To begin with, it's important to remember that while plenty of missile defense systems capable of hitting short- and medium-range missiles exist (remember Patriots and Scuds?), none are yet capable of knocking out long-range ballistic missiles. So far, that is a theory that looked good on network-news computer graphics but that never actually existed. The idea was for radar stations in the Czech Republic to monitor missile launches from the Middle East, and for interceptor rockets in Poland to shoot them down en route to their targets. The interceptor rockets, though, don't even work; after years of trials and billions of dollars of research, a prototype tested in Alaska still can't reliably tell real missiles from decoys or kill missiles that change course midflight, as truly sophisticated weapons can. Not that it would have mattered: no country in the Middle East actually possesses the kind of missiles that could reach the United States, or even Northern Europe. No, what ultimately killed off missile defense was the news that Iran has nothing like the kind of long-range, Soviet-style ballistic missiles that the system was supposed to stop.
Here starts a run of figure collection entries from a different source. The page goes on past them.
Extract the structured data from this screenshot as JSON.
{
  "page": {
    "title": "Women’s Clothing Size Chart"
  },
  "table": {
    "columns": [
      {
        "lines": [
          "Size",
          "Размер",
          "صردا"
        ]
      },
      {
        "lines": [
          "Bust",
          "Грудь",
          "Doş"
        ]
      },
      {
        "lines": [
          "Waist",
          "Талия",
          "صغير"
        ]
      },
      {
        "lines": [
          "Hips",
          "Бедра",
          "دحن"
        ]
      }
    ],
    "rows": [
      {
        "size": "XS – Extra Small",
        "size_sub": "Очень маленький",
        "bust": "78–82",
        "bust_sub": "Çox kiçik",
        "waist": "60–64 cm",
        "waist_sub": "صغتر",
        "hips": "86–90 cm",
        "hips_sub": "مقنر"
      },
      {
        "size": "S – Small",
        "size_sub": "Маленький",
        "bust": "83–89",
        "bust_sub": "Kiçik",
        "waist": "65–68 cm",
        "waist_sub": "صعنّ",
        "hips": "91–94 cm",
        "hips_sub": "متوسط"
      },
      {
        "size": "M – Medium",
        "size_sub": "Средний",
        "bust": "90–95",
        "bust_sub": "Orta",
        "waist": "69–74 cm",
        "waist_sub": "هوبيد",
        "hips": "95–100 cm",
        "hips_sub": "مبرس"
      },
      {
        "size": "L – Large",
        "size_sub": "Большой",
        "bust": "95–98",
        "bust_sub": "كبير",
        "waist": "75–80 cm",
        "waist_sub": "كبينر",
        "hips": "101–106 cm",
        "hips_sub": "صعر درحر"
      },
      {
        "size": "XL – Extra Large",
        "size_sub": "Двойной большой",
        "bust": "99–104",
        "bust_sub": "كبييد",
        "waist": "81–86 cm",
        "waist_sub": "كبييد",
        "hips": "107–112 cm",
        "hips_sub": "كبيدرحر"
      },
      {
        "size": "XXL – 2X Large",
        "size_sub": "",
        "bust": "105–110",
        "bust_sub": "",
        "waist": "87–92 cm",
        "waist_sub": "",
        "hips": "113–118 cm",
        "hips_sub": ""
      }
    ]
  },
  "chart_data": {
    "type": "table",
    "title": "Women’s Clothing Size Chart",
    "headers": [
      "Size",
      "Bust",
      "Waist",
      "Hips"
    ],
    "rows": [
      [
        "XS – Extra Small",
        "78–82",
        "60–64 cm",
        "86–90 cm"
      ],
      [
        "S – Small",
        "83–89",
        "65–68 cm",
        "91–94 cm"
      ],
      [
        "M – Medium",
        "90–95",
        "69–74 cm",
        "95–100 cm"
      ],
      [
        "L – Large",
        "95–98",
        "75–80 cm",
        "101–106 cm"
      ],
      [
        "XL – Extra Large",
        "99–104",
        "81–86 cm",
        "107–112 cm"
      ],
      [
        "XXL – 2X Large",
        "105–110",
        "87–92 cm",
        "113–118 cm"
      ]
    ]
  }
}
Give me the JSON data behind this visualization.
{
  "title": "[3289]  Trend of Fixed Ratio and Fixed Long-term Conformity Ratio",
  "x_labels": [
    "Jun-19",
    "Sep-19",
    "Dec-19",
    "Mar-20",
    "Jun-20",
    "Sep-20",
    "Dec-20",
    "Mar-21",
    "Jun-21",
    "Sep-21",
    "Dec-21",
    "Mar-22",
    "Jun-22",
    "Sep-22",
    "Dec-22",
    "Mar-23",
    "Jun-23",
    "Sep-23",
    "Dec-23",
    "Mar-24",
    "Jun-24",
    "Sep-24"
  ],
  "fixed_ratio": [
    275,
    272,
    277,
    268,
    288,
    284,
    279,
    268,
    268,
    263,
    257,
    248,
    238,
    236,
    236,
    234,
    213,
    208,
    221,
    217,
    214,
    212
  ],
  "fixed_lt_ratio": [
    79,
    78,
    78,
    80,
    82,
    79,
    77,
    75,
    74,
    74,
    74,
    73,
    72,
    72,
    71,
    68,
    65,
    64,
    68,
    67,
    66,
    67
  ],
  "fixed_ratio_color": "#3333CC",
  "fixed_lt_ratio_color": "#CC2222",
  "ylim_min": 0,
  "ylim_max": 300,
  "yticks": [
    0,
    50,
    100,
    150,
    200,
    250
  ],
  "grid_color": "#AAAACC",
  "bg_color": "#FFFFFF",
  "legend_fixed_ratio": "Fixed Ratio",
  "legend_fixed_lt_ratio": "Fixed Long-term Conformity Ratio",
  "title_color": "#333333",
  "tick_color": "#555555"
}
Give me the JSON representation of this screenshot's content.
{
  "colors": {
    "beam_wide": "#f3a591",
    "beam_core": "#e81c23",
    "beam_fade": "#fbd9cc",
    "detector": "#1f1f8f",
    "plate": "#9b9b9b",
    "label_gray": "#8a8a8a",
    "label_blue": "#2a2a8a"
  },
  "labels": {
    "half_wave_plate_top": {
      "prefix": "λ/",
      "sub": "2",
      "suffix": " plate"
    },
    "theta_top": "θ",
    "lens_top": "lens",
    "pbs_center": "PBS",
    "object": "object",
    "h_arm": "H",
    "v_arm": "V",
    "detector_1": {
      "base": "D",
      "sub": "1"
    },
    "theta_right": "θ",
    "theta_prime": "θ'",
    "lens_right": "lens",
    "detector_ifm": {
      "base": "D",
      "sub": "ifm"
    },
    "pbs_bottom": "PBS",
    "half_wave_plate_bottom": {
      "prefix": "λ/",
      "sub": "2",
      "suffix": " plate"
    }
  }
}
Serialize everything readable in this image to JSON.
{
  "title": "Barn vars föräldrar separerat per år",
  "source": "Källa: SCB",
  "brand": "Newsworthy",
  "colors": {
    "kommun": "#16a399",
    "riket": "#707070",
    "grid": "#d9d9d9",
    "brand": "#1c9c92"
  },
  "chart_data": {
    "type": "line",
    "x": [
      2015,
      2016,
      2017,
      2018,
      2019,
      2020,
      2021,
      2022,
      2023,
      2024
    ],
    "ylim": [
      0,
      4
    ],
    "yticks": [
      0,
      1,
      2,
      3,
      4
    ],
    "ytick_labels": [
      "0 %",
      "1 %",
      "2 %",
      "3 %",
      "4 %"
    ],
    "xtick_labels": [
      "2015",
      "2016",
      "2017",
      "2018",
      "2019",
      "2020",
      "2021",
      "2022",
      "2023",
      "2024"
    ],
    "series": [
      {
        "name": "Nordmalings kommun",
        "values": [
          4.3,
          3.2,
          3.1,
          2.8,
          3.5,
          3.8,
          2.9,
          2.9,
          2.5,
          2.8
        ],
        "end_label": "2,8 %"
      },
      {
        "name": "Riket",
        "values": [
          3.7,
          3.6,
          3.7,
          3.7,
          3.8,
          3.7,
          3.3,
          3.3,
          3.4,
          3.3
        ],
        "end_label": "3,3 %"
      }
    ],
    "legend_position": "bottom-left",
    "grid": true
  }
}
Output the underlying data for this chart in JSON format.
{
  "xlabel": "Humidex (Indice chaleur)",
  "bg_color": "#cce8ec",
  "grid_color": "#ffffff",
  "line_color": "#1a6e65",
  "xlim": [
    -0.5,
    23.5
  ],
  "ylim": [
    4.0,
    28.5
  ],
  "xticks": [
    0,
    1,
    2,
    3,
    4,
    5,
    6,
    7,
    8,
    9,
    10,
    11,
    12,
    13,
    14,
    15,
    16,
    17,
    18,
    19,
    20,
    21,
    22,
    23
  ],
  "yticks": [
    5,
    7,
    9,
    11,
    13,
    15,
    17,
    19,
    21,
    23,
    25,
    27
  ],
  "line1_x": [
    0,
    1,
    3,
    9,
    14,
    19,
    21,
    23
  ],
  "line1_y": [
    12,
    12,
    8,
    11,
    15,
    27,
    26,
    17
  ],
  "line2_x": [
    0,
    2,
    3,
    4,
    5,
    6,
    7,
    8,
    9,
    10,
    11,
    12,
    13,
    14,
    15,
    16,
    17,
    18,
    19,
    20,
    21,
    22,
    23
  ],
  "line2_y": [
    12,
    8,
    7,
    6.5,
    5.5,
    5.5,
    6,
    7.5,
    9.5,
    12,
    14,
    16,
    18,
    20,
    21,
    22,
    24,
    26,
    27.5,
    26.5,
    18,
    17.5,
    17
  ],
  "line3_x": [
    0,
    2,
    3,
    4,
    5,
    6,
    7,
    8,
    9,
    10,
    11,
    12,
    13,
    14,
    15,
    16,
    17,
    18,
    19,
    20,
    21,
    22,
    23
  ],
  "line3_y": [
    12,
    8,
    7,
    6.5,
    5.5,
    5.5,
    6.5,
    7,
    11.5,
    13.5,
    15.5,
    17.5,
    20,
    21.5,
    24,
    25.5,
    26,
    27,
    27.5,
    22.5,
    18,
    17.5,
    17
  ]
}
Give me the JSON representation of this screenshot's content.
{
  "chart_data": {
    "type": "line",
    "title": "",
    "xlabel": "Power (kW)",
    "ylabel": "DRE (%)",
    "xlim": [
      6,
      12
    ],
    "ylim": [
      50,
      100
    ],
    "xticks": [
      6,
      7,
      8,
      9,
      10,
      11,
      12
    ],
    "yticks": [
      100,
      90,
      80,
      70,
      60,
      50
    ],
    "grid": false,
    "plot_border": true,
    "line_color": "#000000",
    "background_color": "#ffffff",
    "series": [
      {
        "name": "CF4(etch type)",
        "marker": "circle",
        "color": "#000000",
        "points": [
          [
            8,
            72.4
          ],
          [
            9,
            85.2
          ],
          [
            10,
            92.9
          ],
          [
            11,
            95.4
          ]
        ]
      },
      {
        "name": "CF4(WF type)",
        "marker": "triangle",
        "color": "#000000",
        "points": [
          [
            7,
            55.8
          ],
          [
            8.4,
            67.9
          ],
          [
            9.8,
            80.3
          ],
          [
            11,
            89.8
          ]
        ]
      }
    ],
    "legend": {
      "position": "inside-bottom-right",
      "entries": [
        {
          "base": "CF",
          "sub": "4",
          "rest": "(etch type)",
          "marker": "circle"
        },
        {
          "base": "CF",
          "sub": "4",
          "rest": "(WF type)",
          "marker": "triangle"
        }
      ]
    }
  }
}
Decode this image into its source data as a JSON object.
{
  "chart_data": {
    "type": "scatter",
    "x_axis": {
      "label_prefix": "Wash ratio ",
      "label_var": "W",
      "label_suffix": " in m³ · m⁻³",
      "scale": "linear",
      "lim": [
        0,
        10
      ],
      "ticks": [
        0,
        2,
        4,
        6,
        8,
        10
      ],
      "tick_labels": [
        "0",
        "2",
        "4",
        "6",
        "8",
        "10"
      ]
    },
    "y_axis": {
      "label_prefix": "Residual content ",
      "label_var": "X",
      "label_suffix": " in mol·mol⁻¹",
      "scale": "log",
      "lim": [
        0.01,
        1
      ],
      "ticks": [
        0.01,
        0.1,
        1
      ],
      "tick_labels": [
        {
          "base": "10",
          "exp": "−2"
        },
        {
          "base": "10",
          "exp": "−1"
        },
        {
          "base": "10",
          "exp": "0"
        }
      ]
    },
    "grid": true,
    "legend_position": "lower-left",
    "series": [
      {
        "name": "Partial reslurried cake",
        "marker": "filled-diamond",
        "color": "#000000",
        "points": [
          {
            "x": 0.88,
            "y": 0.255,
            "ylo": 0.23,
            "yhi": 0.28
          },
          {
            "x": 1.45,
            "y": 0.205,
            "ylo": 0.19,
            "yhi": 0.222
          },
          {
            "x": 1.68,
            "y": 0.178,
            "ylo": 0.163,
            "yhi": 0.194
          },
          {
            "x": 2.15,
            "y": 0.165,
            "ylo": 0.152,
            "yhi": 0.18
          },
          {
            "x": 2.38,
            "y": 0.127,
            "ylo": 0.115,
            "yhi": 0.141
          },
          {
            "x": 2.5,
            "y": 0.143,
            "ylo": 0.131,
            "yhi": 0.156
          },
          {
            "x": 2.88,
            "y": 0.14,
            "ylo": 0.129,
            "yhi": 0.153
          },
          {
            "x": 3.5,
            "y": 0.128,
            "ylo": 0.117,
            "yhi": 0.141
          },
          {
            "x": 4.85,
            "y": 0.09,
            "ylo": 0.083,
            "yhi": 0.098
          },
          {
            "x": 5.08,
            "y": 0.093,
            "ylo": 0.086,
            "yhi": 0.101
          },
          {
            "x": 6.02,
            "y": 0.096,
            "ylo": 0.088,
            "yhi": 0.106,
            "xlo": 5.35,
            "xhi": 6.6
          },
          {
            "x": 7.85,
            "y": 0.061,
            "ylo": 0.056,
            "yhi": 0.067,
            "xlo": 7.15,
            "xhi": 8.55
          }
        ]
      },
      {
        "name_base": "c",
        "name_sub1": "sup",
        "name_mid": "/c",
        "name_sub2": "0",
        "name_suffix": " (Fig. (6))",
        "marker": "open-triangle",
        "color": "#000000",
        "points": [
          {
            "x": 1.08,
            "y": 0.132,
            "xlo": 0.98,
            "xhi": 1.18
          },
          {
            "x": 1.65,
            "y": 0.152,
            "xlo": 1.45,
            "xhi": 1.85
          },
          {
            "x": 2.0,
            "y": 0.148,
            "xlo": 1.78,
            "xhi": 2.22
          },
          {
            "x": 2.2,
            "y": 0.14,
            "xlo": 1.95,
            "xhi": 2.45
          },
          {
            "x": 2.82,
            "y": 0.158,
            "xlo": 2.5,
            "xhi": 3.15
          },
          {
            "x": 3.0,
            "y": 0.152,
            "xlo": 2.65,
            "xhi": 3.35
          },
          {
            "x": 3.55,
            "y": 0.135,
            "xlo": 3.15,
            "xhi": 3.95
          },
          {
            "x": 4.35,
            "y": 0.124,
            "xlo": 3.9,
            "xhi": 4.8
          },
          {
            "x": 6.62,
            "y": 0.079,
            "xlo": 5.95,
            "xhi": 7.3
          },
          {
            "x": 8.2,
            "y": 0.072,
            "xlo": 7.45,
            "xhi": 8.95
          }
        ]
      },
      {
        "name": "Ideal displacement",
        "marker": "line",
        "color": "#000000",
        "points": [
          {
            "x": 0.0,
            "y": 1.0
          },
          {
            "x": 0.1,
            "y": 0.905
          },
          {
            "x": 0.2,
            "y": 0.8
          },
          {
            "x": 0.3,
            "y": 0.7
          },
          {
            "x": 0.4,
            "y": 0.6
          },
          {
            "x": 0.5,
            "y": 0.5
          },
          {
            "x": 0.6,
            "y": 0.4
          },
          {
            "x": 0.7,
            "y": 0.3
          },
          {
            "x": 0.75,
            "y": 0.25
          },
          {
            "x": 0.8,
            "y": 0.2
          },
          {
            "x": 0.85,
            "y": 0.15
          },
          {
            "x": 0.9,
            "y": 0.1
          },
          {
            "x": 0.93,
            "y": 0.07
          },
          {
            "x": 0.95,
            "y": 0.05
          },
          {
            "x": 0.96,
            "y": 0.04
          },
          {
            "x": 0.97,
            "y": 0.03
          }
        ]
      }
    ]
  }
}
So why the fuss? Simple: a missile-defense system is a great symbol—far more potent than any practical weaponry could ever be. Among Eastern Europeans, it became a totem for American protection against a resurgent Russia, even though the system was never designed to guard against Russian missiles. The basic point is that, by design (and remember we're talking about something that never got beyond the drawing board), the system was designed to intercept ballistic missiles in the stratosphere and low orbit. A simple glance at the map shows that such intercontinental ballistic missiles are not what Russia would fire at Poland, just a few hundred miles away.
For their part, Russians worried wrongly that the missile interceptors would be the first step in a U.S. effort to interfere with nuclear missiles aimed at the United States—undermining the principle of mutually assured destruction that still underpins the nuclear strategic balance. In the unlikely event, Russian ICBMs would fly a more direct path—over Greenland and the North Pole. Interceptors in Poland and radar in the Czech Republic don't affect them.
Nonetheless, irrational as it may be, the system somehow became an indicator for the Eastern Europeans of just how much America loved them. (The defensive capability was years away, but the hope that it would deter Russian aggression was real.) By the same token, the Kremlin saw it as an indicator of Washington's intent to expand its influence across the former Soviet Union, which was a real Bush-era strategy. But neither point of view had any relationship to the specifics of the missile system that became its symbol.
In fact, the irony of Obama's announcement is that Europe (and, for that matter, European Russia) will probably end up much better defended against an Iranian missile. Instead of bogus Polish interceptors, Obama is going to fund smaller missile-defense systems designed to knock out rockets during the boost, or takeoff phase, when the rocket is slower, hotter, and easier to hit. That's best done from somewhere much closer than Poland—for instance from the territory of NATO-member Turkey or U.S. allies Iraqi Kurdistan or Kuwait.